Ce taux de pauvreté est un terreau fertile pour les idées du Front nationale surtout face à Macron, ex-banquier de chez Rothschild. Il y a plusieurs raisons à cette forte pauvreté. Le passé industriel et le tissu productif qui peinent à se reconvertir dans certains de ces territoires engendrent des situations de chômage et de pauvreté bien plus importantes que dans le reste du pays.

Le dernier puits de mine a fermé définitivement en 1991. Vingt-cinq ans après, le Front national est le premier parti du bassin minier, où régnaient sans partage, mais en tension permanente, PS et PCF. Le syndicalisme s’est également effrité avec les fermetures de mines et d’usines. L’effondrement au fil des ans du PCF, du PS et du syndicalisme, laisse le champ libre aux idées les plus réactionnaires.

La deuxième raison est que la proportion d’agriculteurs ou d’anciens agriculteurs y est importante. Or, le montant de leur retraite est plus faible que dans le régime général, et les aidants agricoles, souvent les conjointes, ne bénéficient pas d’une retraite en leur nom. Le risque pour ces ménages âgés d’être pauvres est donc plus fort.

Pour autant, et c’est bien la spécificité de cette élection, un électeur sur trois n’a ni voté pour Le Pen ni pour Macron. La crise du bipartisme qui s’est exprimée au premier tour avec la non-qualification du PS et des Républicains, les deux piliers de la Ve République, n’a pas pour autant renforcé un autre parti. 65 % des personnes ayant voté Macron ne souhaitent pas qu’il ait la majorité parlementaire pour qu’il puisse appliquer son programme ultra-libéral. Rares sont les travailleurs qui espèrent l’uberisation générale de la société.

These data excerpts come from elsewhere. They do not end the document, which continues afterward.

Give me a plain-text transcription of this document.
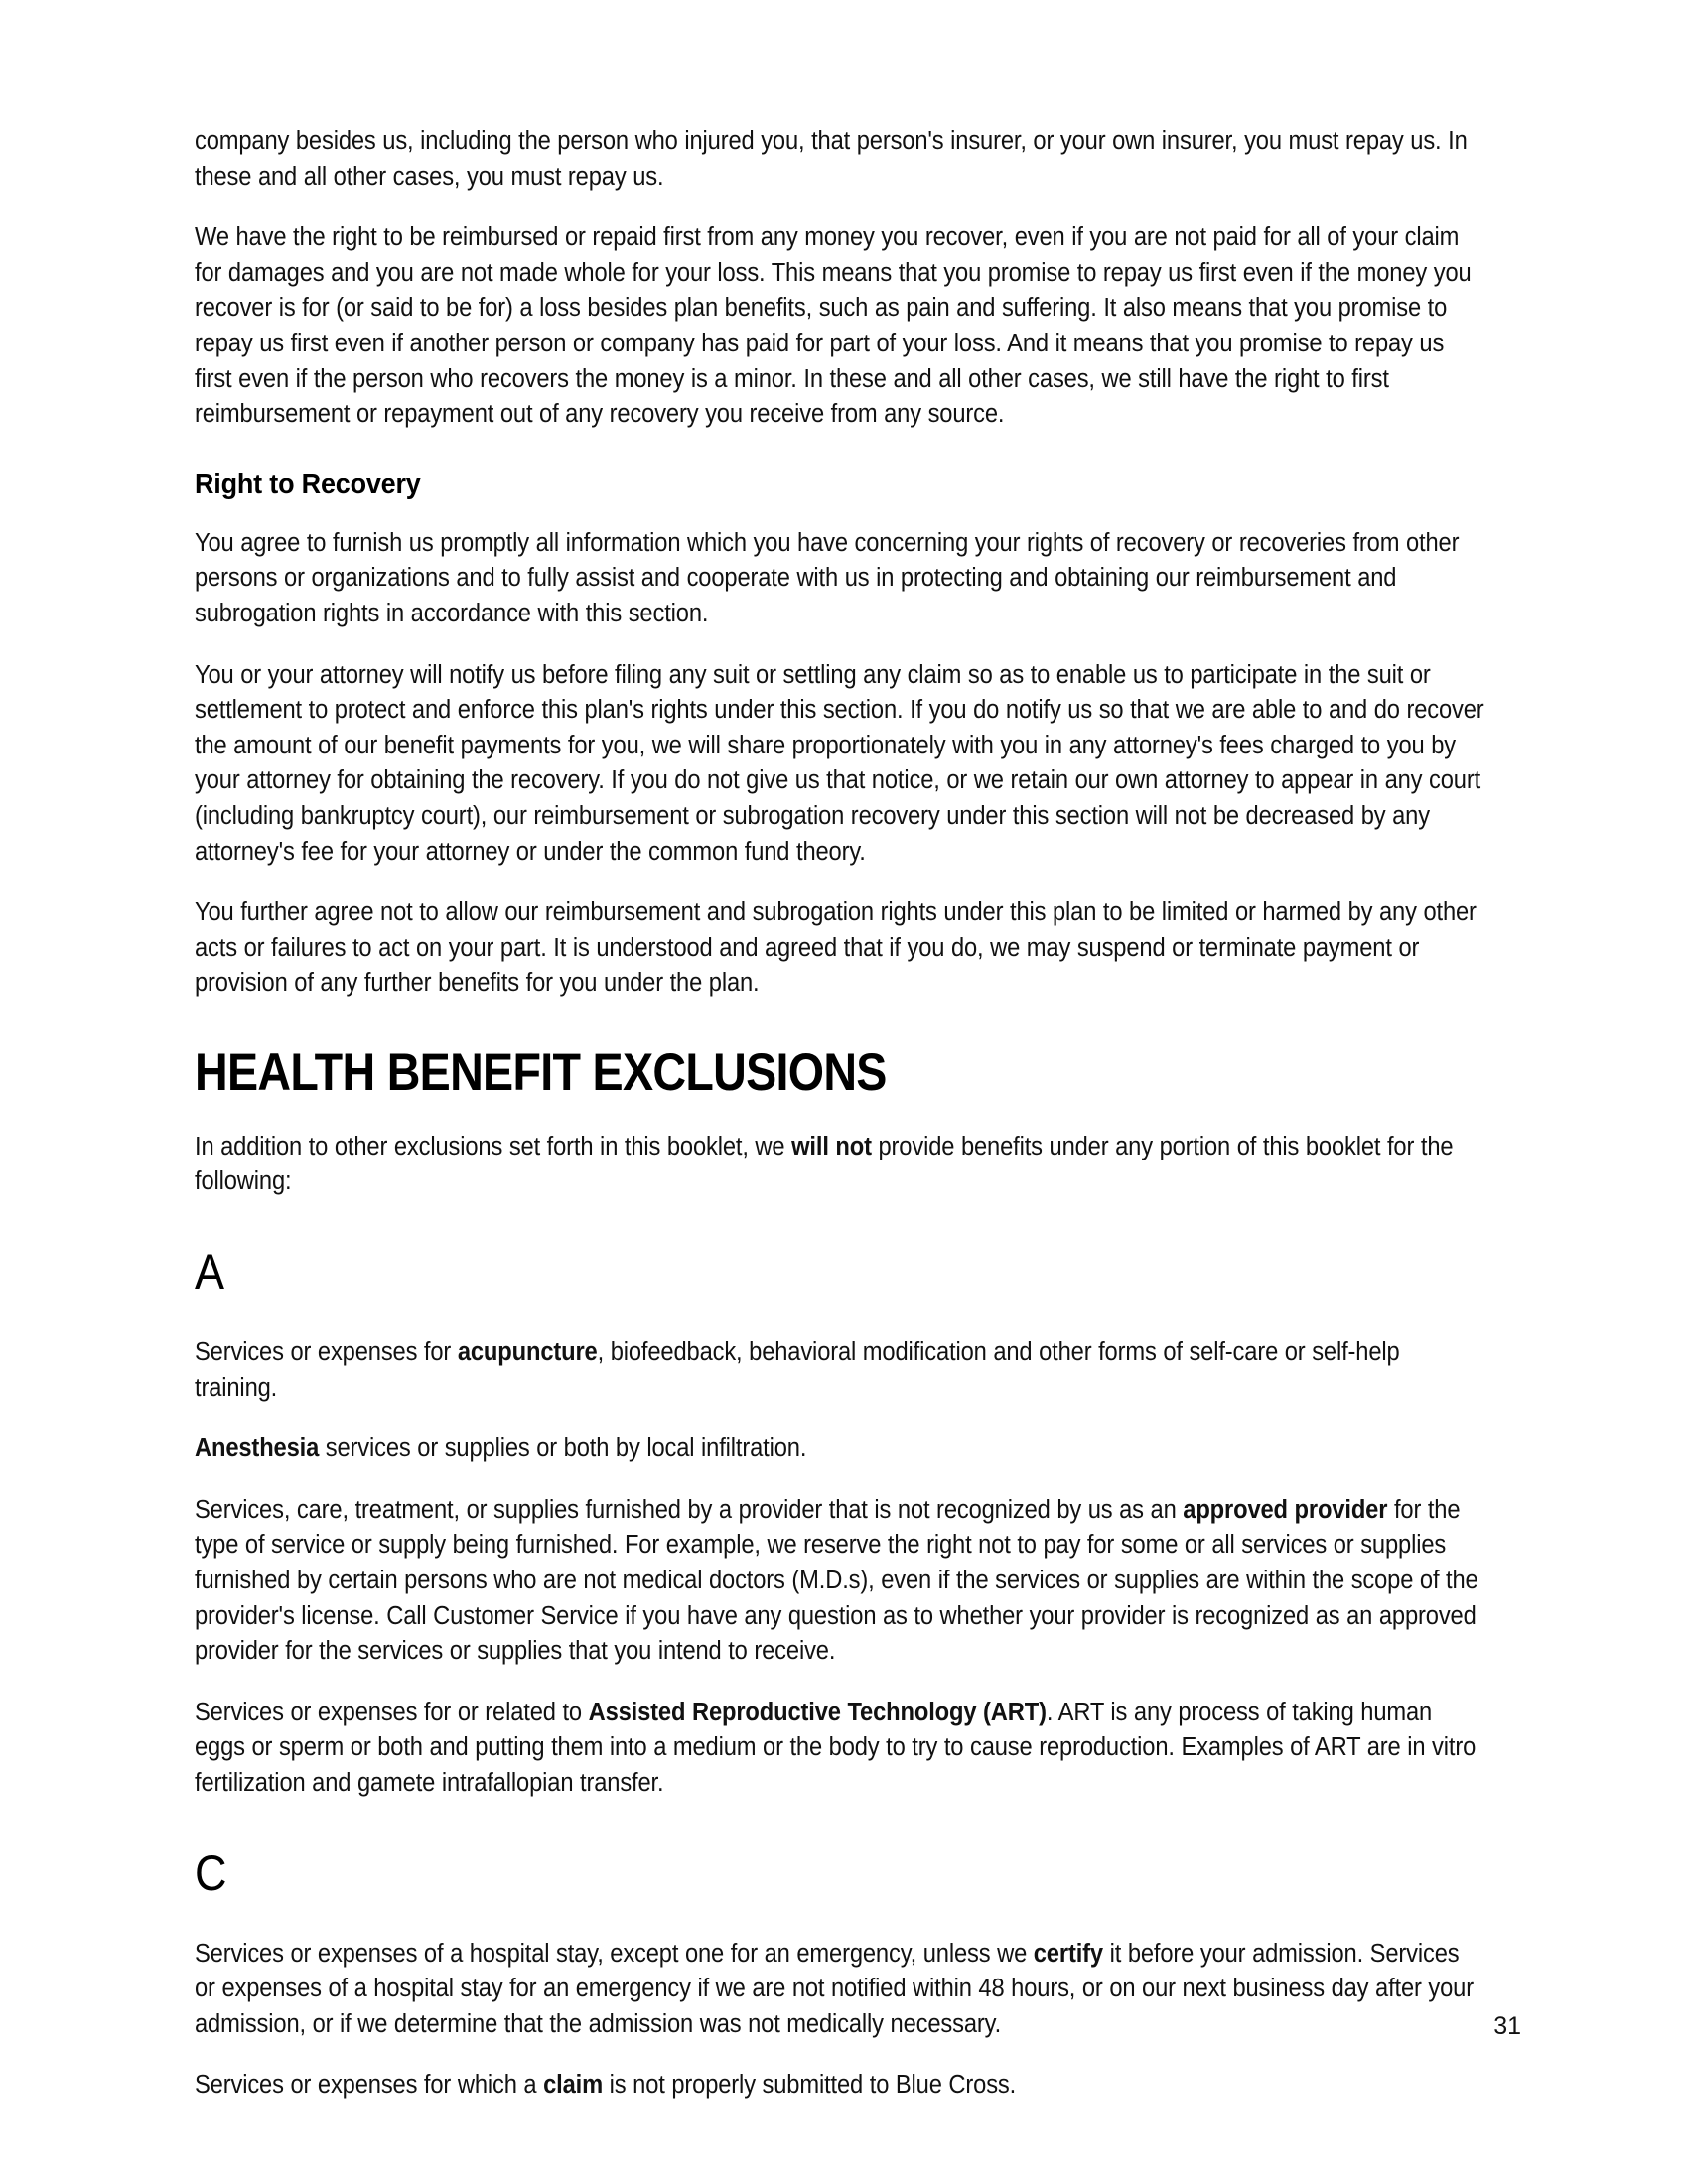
company besides us, including the person who injured you, that person's insurer, or your own insurer, you must repay us. In these and all other cases, you must repay us.
We have the right to be reimbursed or repaid first from any money you recover, even if you are not paid for all of your claim for damages and you are not made whole for your loss. This means that you promise to repay us first even if the money you recover is for (or said to be for) a loss besides plan benefits, such as pain and suffering. It also means that you promise to repay us first even if another person or company has paid for part of your loss. And it means that you promise to repay us first even if the person who recovers the money is a minor. In these and all other cases, we still have the right to first reimbursement or repayment out of any recovery you receive from any source.
Right to Recovery
You agree to furnish us promptly all information which you have concerning your rights of recovery or recoveries from other persons or organizations and to fully assist and cooperate with us in protecting and obtaining our reimbursement and subrogation rights in accordance with this section.
You or your attorney will notify us before filing any suit or settling any claim so as to enable us to participate in the suit or settlement to protect and enforce this plan's rights under this section. If you do notify us so that we are able to and do recover the amount of our benefit payments for you, we will share proportionately with you in any attorney's fees charged to you by your attorney for obtaining the recovery. If you do not give us that notice, or we retain our own attorney to appear in any court (including bankruptcy court), our reimbursement or subrogation recovery under this section will not be decreased by any attorney's fee for your attorney or under the common fund theory.
You further agree not to allow our reimbursement and subrogation rights under this plan to be limited or harmed by any other acts or failures to act on your part. It is understood and agreed that if you do, we may suspend or terminate payment or provision of any further benefits for you under the plan.
HEALTH BENEFIT EXCLUSIONS
In addition to other exclusions set forth in this booklet, we will not provide benefits under any portion of this booklet for the following:
A
Services or expenses for acupuncture, biofeedback, behavioral modification and other forms of self-care or self-help training.
Anesthesia services or supplies or both by local infiltration.
Services, care, treatment, or supplies furnished by a provider that is not recognized by us as an approved provider for the type of service or supply being furnished. For example, we reserve the right not to pay for some or all services or supplies furnished by certain persons who are not medical doctors (M.D.s), even if the services or supplies are within the scope of the provider's license. Call Customer Service if you have any question as to whether your provider is recognized as an approved provider for the services or supplies that you intend to receive.
Services or expenses for or related to Assisted Reproductive Technology (ART). ART is any process of taking human eggs or sperm or both and putting them into a medium or the body to try to cause reproduction. Examples of ART are in vitro fertilization and gamete intrafallopian transfer.
C
Services or expenses of a hospital stay, except one for an emergency, unless we certify it before your admission. Services or expenses of a hospital stay for an emergency if we are not notified within 48 hours, or on our next business day after your admission, or if we determine that the admission was not medically necessary.
Services or expenses for which a claim is not properly submitted to Blue Cross.
31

Marine Le Pen, même si elle se renforce et dépasse la barre symbolique des 10 millions de voix, n’arrive pas à souder une partie de l’électorat autour de son projet réactionnaire. Jean-Luc Mélenchon, qui a récolté 19 % des voix au premier tour, a récupéré momentanément la base sociale du PS et est le premier choix des jeunes après l’abstention, mais il faut qu’il arrive à garder cette base sociale, ce qui n’est pas gagné. La situation politique reste donc encore ouverte avec cette élection.